New Zealand's sharemarket closed at a three-year low yesterday as deepening concerns over the US housing and banking crisis continued to send shudders through world markets.

At midday yesterday, the NZSX-50 index was down at 3071, having closed the day before down 41.45 at 3080.10, reflecting a worldwide downturn spurred by US banking concerns.

At 5pm, it had slid further, closing down 39.65 points at 3040.45 - a step closer to broaching the psychological 3000 barrier - and its lowest level since June 2006.

The latest concern is US mortgage giants Fannie Mae and Freddie Mac - which hold almost 50% of US mortgage debt with more than $5 trillion ($NZ6.5 trillion) exposure - which have seen share prices slashed 70% during the past year from accumulated mortgage losses in a sector facing record mortgagee sales.

In the US yesterday, the Dow closed down 35 points, or 0.41%, at 11,055, the Nasdaq composite index was down 26.2 %, or 1.17%, at 2212 and the broader S&P500 index was 11.19 points lower, or 0.9%, at 1228.3.

Similarly, in Asia, all the major indices were down, with Singapore down 1.82%, the indices of Japan, Korea and Shanghai losing more than 2% and the Hong Kong index down 3.3%.

Australia's ASX200 index and the broader AllOrds index were down more than 2% at 5pm NZ time yesterday.

ABN Amro Craigs broker Peter McIntyre said that with the run of bad news from the US subprime mortgage debacle, global credit crunch, general downturn in equity and housing markets and US banking sector woes, investors' confidence had been severely knocked.

"With [investor] confidence at such a low ebb, it's not taking much to force [share prices] down.

"They're scared to buy because of the continual downturn," he said when contacted yesterday.

"Bear markets historically take 18 months to "play out".

In the present bear market, the key to regaining investor confidence would be the results of the forthcoming US company reporting season, he said.

The real estate and banking sectors would be the most closely scrutinised for signs of positive reports.

Earlier in the week, the Federal Reserve and US Treasury offered emergency cash to Freddie and Fannie to calm the flustered markets and investors, and extend their credit lines, at present set at $US2.5 billion each.

Propping up of the two mortgage lenders follows Friday's third-largest US bank failure when IndyMac BanK, worth an estimated $US56.3 billion, was seized by US bank regulators, following massive withdrawals of $US1.3 billion by panicked customers.

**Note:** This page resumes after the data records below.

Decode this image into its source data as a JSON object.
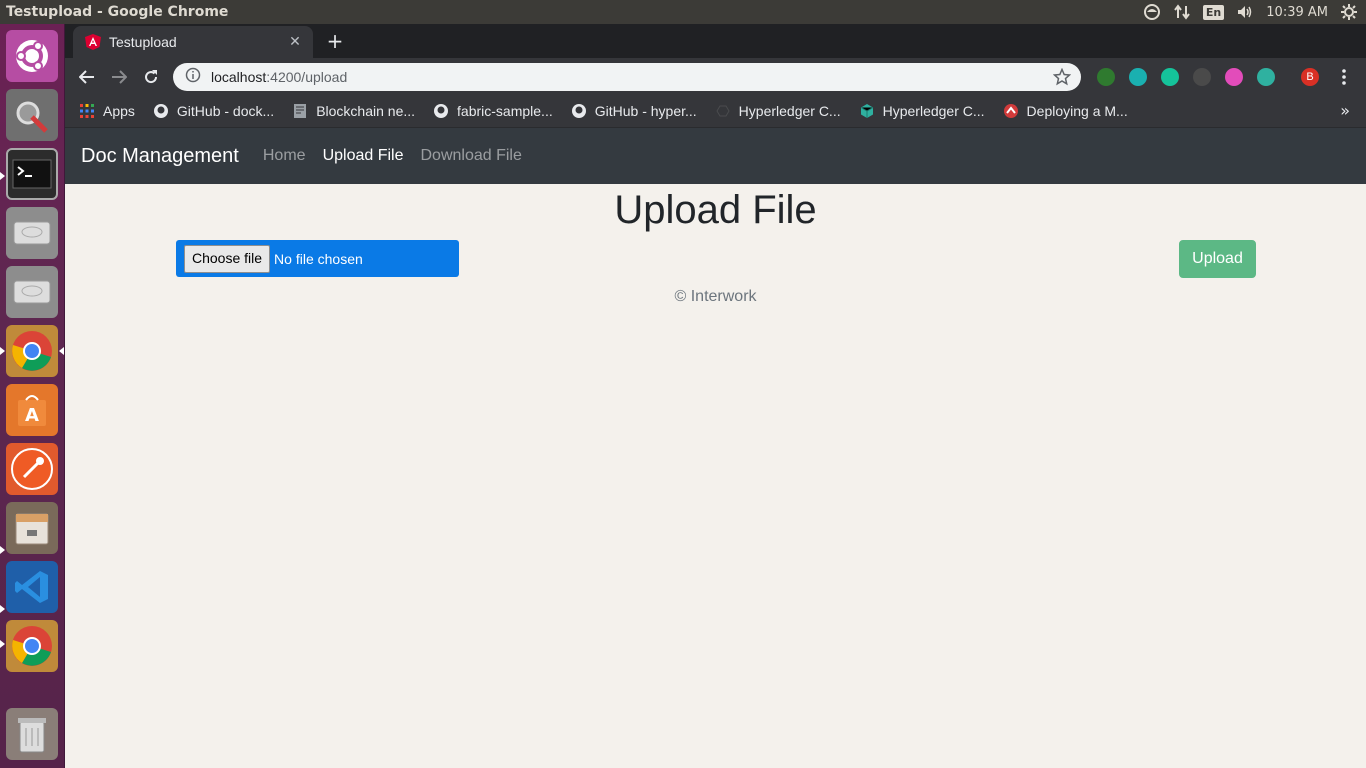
{
  "top_panel": {
    "window_title": "Testupload - Google Chrome",
    "keyboard_layout": "En",
    "clock": "10:39 AM"
  },
  "launcher": {
    "items": [
      "ubuntu-dash-icon",
      "system-settings-icon",
      "terminal-icon",
      "disk-drive-icon",
      "disk-drive-icon",
      "chrome-icon",
      "software-center-icon",
      "postman-icon",
      "file-manager-icon",
      "vscode-icon",
      "chrome-icon",
      "trash-icon"
    ]
  },
  "browser": {
    "tab_title": "Testupload",
    "url_host": "localhost",
    "url_path": ":4200/upload",
    "bookmarks": [
      "Apps",
      "GitHub - dock...",
      "Blockchain ne...",
      "fabric-sample...",
      "GitHub - hyper...",
      "Hyperledger C...",
      "Hyperledger C...",
      "Deploying a M..."
    ],
    "profile_initial": "B"
  },
  "page": {
    "brand": "Doc Management",
    "nav": {
      "home": "Home",
      "upload": "Upload File",
      "download": "Download File"
    },
    "title": "Upload File",
    "file_button": "Choose file",
    "file_status": "No file chosen",
    "upload_button": "Upload",
    "footer": "© Interwork"
  },
  "colors": {
    "navbar_bg": "#343a40",
    "file_input_bg": "#0a7ae6",
    "upload_btn_bg": "#5cb885",
    "page_bg": "#f4f1ec",
    "launcher_bg": "#5e2750"
  }
}
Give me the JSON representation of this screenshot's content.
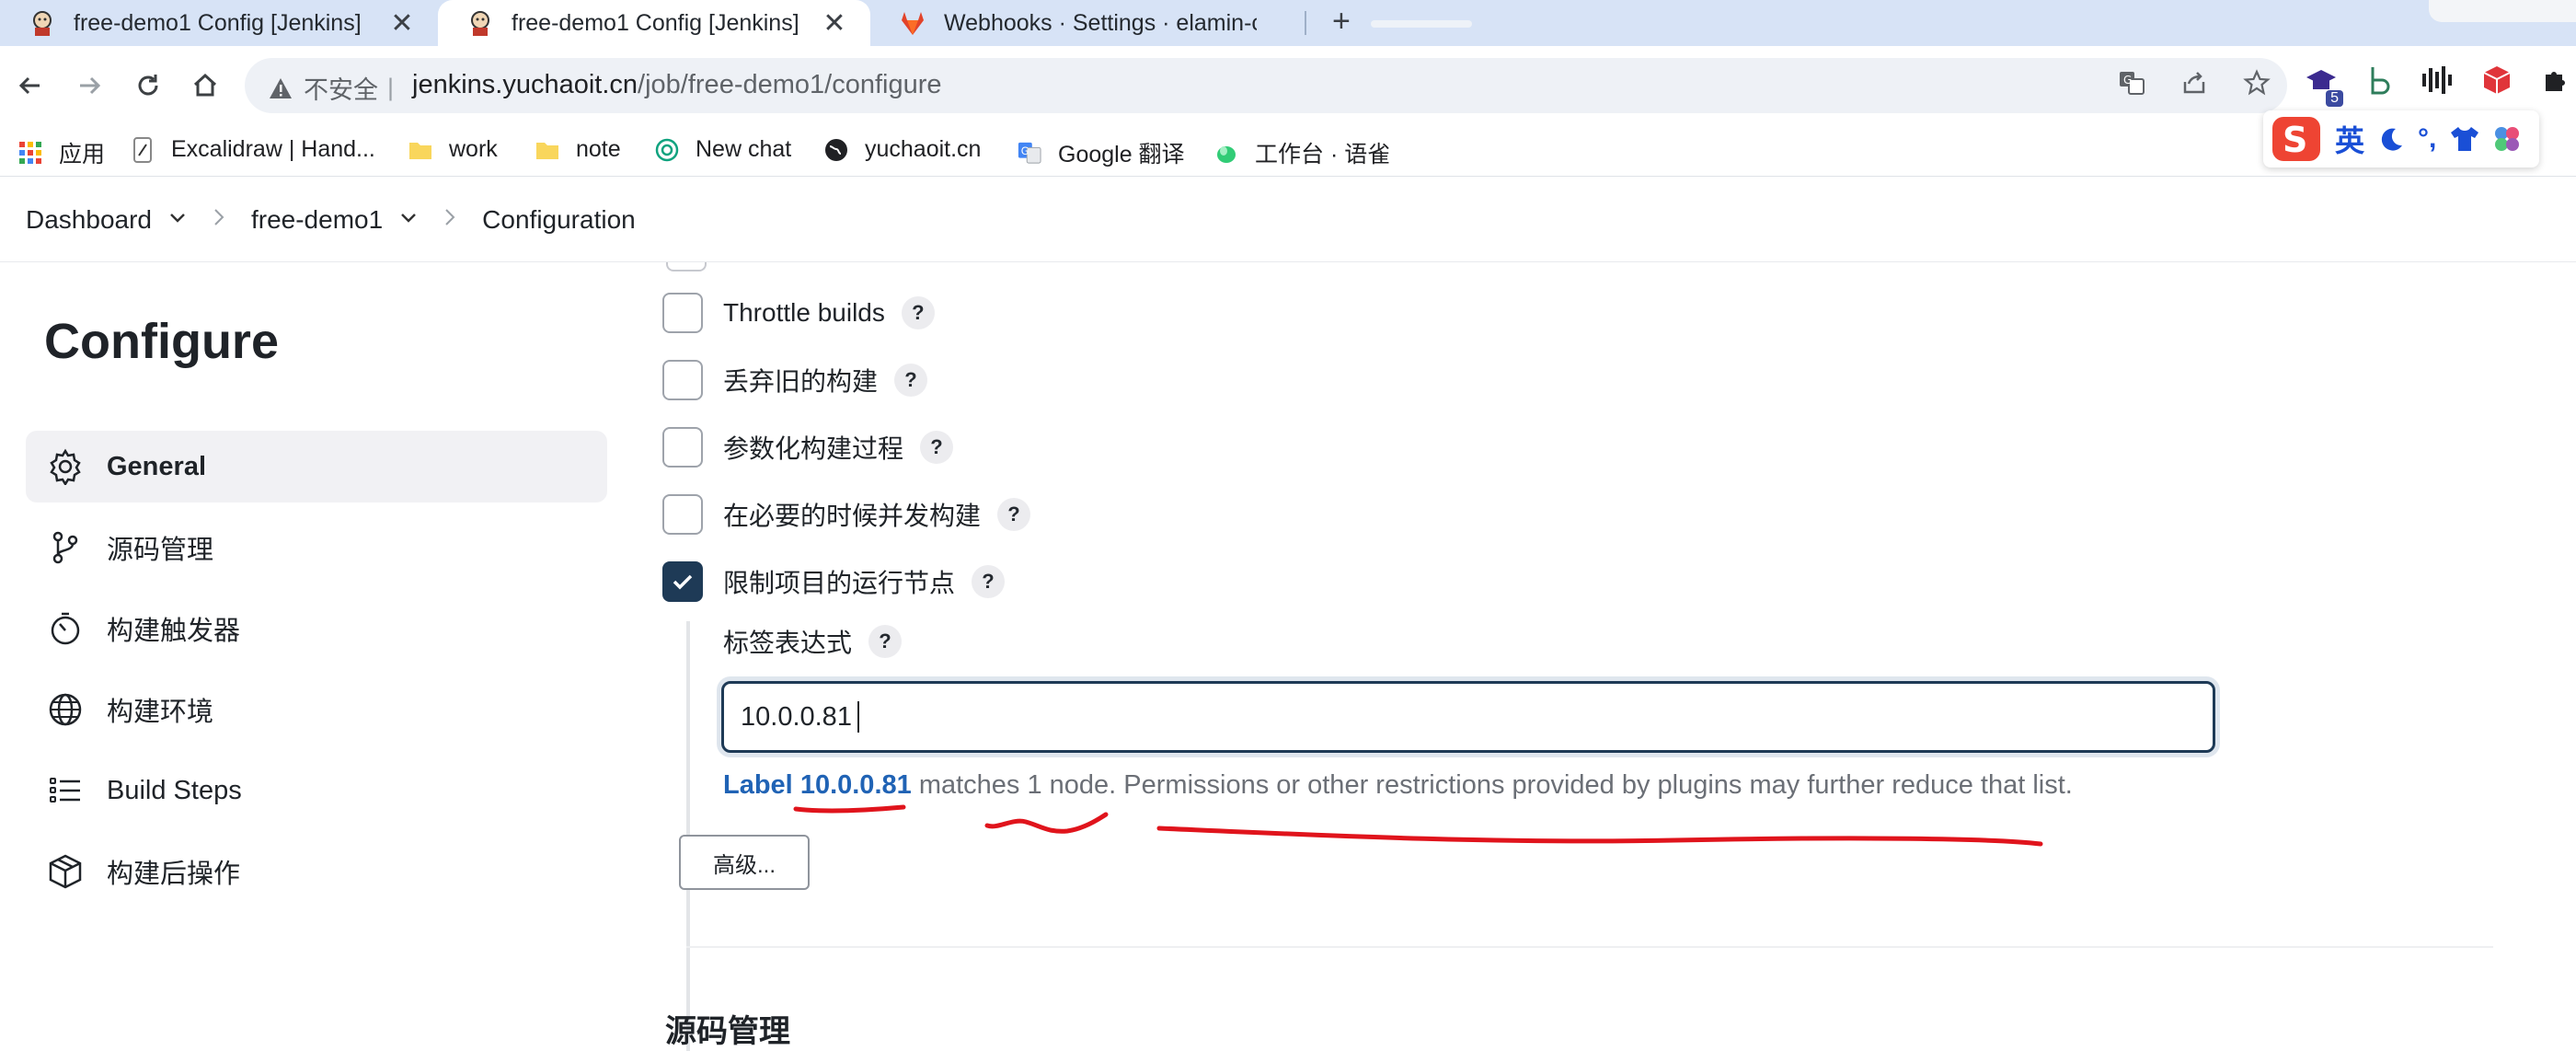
{
  "browser": {
    "tabs": [
      {
        "title": "free-demo1 Config [Jenkins]",
        "active": false
      },
      {
        "title": "free-demo1 Config [Jenkins]",
        "active": true
      },
      {
        "title": "Webhooks · Settings · elamin-c",
        "active": false
      }
    ],
    "insecure_label": "不安全",
    "url_host": "jenkins.yuchaoit.cn",
    "url_path": "/job/free-demo1/configure",
    "extension_badge": "5"
  },
  "bookmarks": [
    {
      "label": "应用",
      "icon": "apps-grid-icon"
    },
    {
      "label": "Excalidraw | Hand...",
      "icon": "excalidraw-icon"
    },
    {
      "label": "work",
      "icon": "folder-icon"
    },
    {
      "label": "note",
      "icon": "folder-icon"
    },
    {
      "label": "New chat",
      "icon": "openai-icon"
    },
    {
      "label": "yuchaoit.cn",
      "icon": "globe-icon"
    },
    {
      "label": "Google 翻译",
      "icon": "google-translate-icon"
    },
    {
      "label": "工作台 · 语雀",
      "icon": "yuque-icon"
    }
  ],
  "ime": {
    "mode": "英"
  },
  "breadcrumb": {
    "dashboard": "Dashboard",
    "job": "free-demo1",
    "current": "Configuration"
  },
  "sidebar": {
    "title": "Configure",
    "items": [
      {
        "label": "General",
        "icon": "gear-icon",
        "active": true
      },
      {
        "label": "源码管理",
        "icon": "branch-icon",
        "active": false
      },
      {
        "label": "构建触发器",
        "icon": "timer-icon",
        "active": false
      },
      {
        "label": "构建环境",
        "icon": "globe-icon",
        "active": false
      },
      {
        "label": "Build Steps",
        "icon": "list-icon",
        "active": false
      },
      {
        "label": "构建后操作",
        "icon": "package-icon",
        "active": false
      }
    ]
  },
  "form": {
    "options": [
      {
        "label": "Throttle builds",
        "checked": false
      },
      {
        "label": "丢弃旧的构建",
        "checked": false
      },
      {
        "label": "参数化构建过程",
        "checked": false
      },
      {
        "label": "在必要的时候并发构建",
        "checked": false
      },
      {
        "label": "限制项目的运行节点",
        "checked": true
      }
    ],
    "help_glyph": "?",
    "label_expression": {
      "label": "标签表达式",
      "value": "10.0.0.81"
    },
    "validation": {
      "prefix": "Label",
      "label": "10.0.0.81",
      "suffix": "matches 1 node. Permissions or other restrictions provided by plugins may further reduce that list."
    },
    "advanced_button": "高级...",
    "next_section": "源码管理"
  },
  "colors": {
    "accent_dark": "#1e3a56",
    "link_blue": "#2063b5",
    "annotation_red": "#e0141c",
    "tabstrip_bg": "#d7e3f6"
  }
}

It was the fifth US bank failure this year.

While US markets initially rallied at the news of the availability of emergency cash for the Freddie and Fannie bailouts, and US Government purchase of shares, the likelihood of a diluting effect on those share prices saw a reversal of the brief rally.

ABN research yesterday concluded that, for the first half of this year, the share prices of Australia's major banks, which own New Zealand's major banks, were down around 30%.

This was caused by a spike in the wholesale funding rates, because of the credit crunch, but also because of the failure of a number of business models.

"In recent months, the share price weakness of the Australian banks appears to be driven by global sentiment and the likely impact that a slowing global economy will have on Australia and the banks," the research said.